As we've noted several times before, Los Angeles Times Opinion Editor Tim Rutten hardly misses an opportunity to bash the Catholic Church. So imagine my shock and amazement when I picked up his Saturday column (1/30/09). Rutten rips a reported federal grand jury investigation of L.A. Cardinal Roger Mahony's handling of the abuse scandal as "frivolous" and "overreaching." (For the record, the archdiocese's attorney has said that he was told that Mahony is not a target of an inquiry.)
Did a wave of clarity and sanity suddenly overcome Rutten? Rather than bellowing the hysterical falsehoods that have often been aired in the Times and in the media in recent years, Rutten's must-read piece wipes away a number of myths. Rutten proclaims a number of very notable and important facts about the Church abuse narrative in Los Angeles:
"[E]very cleric who can be criminally prosecuted already has been by the [L.A.] county's district attorney."

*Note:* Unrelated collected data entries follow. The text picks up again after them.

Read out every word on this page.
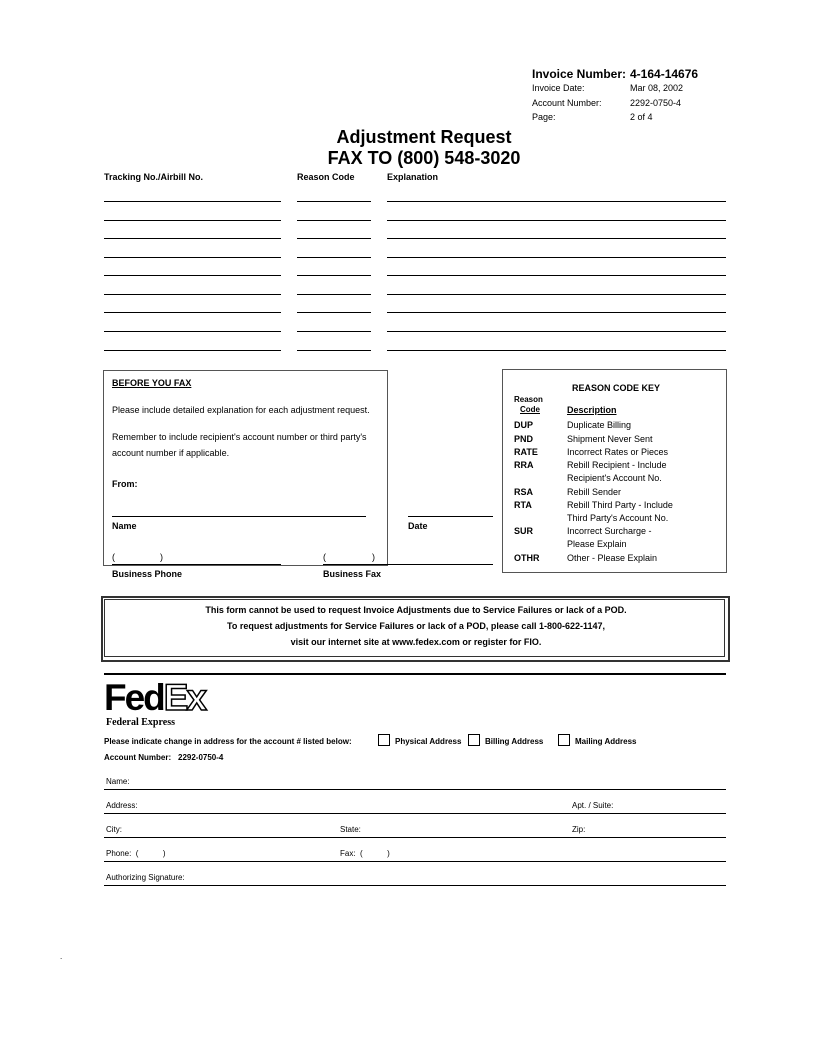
Invoice Number: 4-164-14676
Invoice Date:	Mar 08, 2002
Account Number:	2292-0750-4
Page:	2 of 4
Adjustment Request
FAX TO (800) 548-3020
Tracking No./Airbill No.	Reason Code	Explanation
BEFORE YOU FAX
Please include detailed explanation for each adjustment request.
Remember to include recipient's account number or third party's
account number if applicable.
From:
Name	Date
(	)	(	)
Business Phone	Business Fax
REASON CODE KEY
Reason
Code	Description
DUP	Duplicate Billing
PND	Shipment Never Sent
RATE	Incorrect Rates or Pieces
RRA	Rebill Recipient - Include
Recipient's Account No.
RSA	Rebill Sender
RTA	Rebill Third Party - Include
Third Party's Account No.
SUR	Incorrect Surcharge -
Please Explain
OTHR	Other - Please Explain
This form cannot be used to request Invoice Adjustments due to Service Failures or lack of a POD.
To request adjustments for Service Failures or lack of a POD, please call 1-800-622-1147,
visit our internet site at www.fedex.com or register for FIO.
FedEx
Federal Express
Please indicate change in address for the account # listed below:	Physical Address	Billing Address	Mailing Address
Account Number: 2292-0750-4
Name:
Address:	Apt. / Suite:
City:	State:	Zip:
Phone:  (           )	Fax:  (           )
Authorizing Signature:
.
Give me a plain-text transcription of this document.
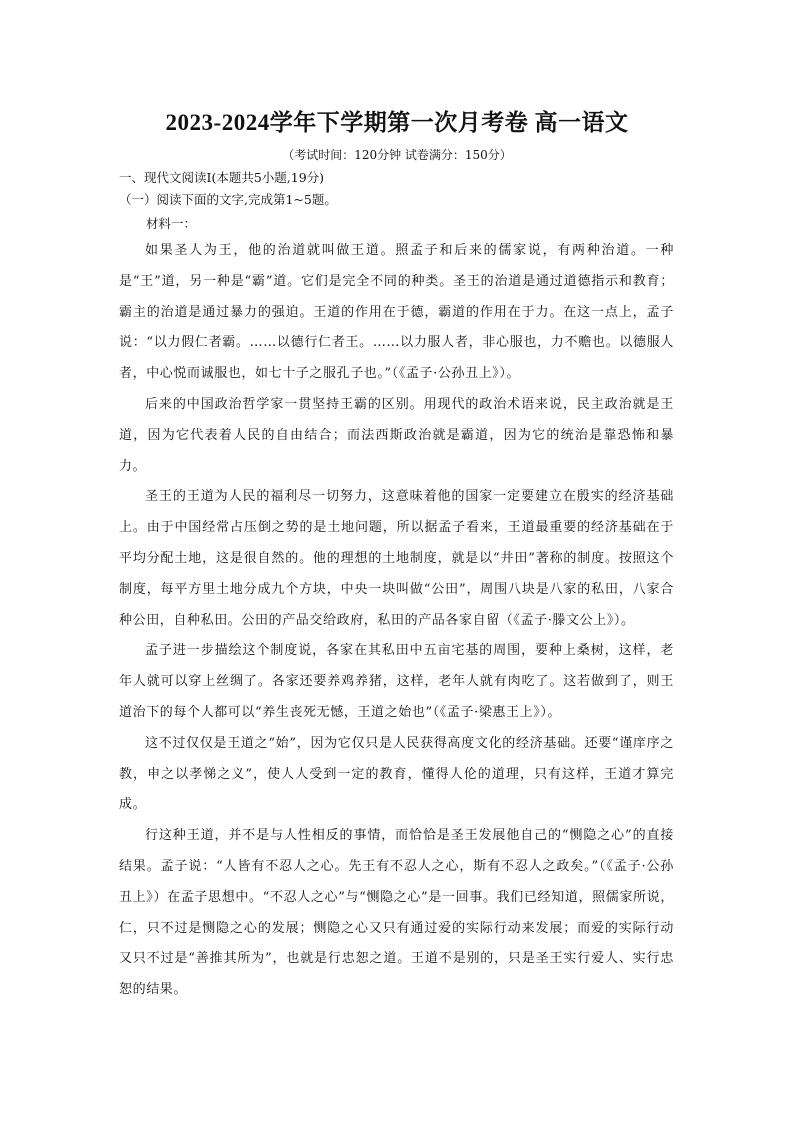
2023-2024学年下学期第一次月考卷 高一语文
（考试时间：120分钟 试卷满分：150分）
一、现代文阅读Ⅰ(本题共5小题,19分)
（一）阅读下面的文字,完成第1~5题。
材料一：

如果圣人为王，他的治道就叫做王道。照孟子和后来的儒家说，有两种治道。一种是“王”道，另一种是“霸”道。它们是完全不同的种类。圣王的治道是通过道德指示和教育；霸主的治道是通过暴力的强迫。王道的作用在于德，霸道的作用在于力。在这一点上，孟子说：“以力假仁者霸。……以德行仁者王。……以力服人者，非心服也，力不赡也。以德服人者，中心悦而诚服也，如七十子之服孔子也。”（《孟子·公孙丑上》）。

后来的中国政治哲学家一贯坚持王霸的区别。用现代的政治术语来说，民主政治就是王道，因为它代表着人民的自由结合；而法西斯政治就是霸道，因为它的统治是靠恐怖和暴力。

圣王的王道为人民的福利尽一切努力，这意味着他的国家一定要建立在殷实的经济基础上。由于中国经常占压倒之势的是土地问题，所以据孟子看来，王道最重要的经济基础在于平均分配土地，这是很自然的。他的理想的土地制度，就是以“井田”著称的制度。按照这个制度，每平方里土地分成九个方块，中央一块叫做“公田”，周围八块是八家的私田，八家合种公田，自种私田。公田的产品交给政府，私田的产品各家自留（《孟子·滕文公上》）。

孟子进一步描绘这个制度说，各家在其私田中五亩宅基的周围，要种上桑树，这样，老年人就可以穿上丝绸了。各家还要养鸡养猪，这样，老年人就有肉吃了。这若做到了，则王道治下的每个人都可以“养生丧死无憾，王道之始也”（《孟子·梁惠王上》）。

这不过仅仅是王道之“始”，因为它仅只是人民获得高度文化的经济基础。还要“谨庠序之教，申之以孝悌之义”，使人人受到一定的教育，懂得人伦的道理，只有这样，王道才算完成。

行这种王道，并不是与人性相反的事情，而恰恰是圣王发展他自己的“恻隐之心”的直接结果。孟子说：“人皆有不忍人之心。先王有不忍人之心，斯有不忍人之政矣。”（《孟子·公孙丑上》）在孟子思想中。“不忍人之心”与“恻隐之心”是一回事。我们已经知道，照儒家所说，仁，只不过是恻隐之心的发展；恻隐之心又只有通过爱的实际行动来发展；而爱的实际行动又只不过是“善推其所为”，也就是行忠恕之道。王道不是别的，只是圣王实行爱人、实行忠恕的结果。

"Mahony has imposed a zero-tolerance policy on abuse so stringent that it's regarded as a model for institutions that care for the young."
"So far, the grand jury has subpoenaed records on 22 former priests, two of whom are dead, according to sources at the U.S. attorney's office. All of the relevant information on their cases has been in the hands of county prosecutors for years."
And most notably, for those who say attorneys are "afraid" to prosecute Church officials out of fear that they'd be damaged politically:
"The legal acrimony between the D.A.'s office and the archdiocese over all this has been corrosive enough to eat through titanium alloy. If any sort of criminal obstruction had occurred, does anybody really think L.A. County Dist. Atty. Steve Cooley wouldn't have prosecuted?"
Are you listening, Doug McIntyre, John & Ken, John Manly, Gustavo Arellano, Al Rantel, Steve Lopez, and SNAP?
To Tim Rutten: Nice job … but an honest, level-headed assessment of the Los Angeles Catholic Church abuse scandal from the Times has been loooong overdue.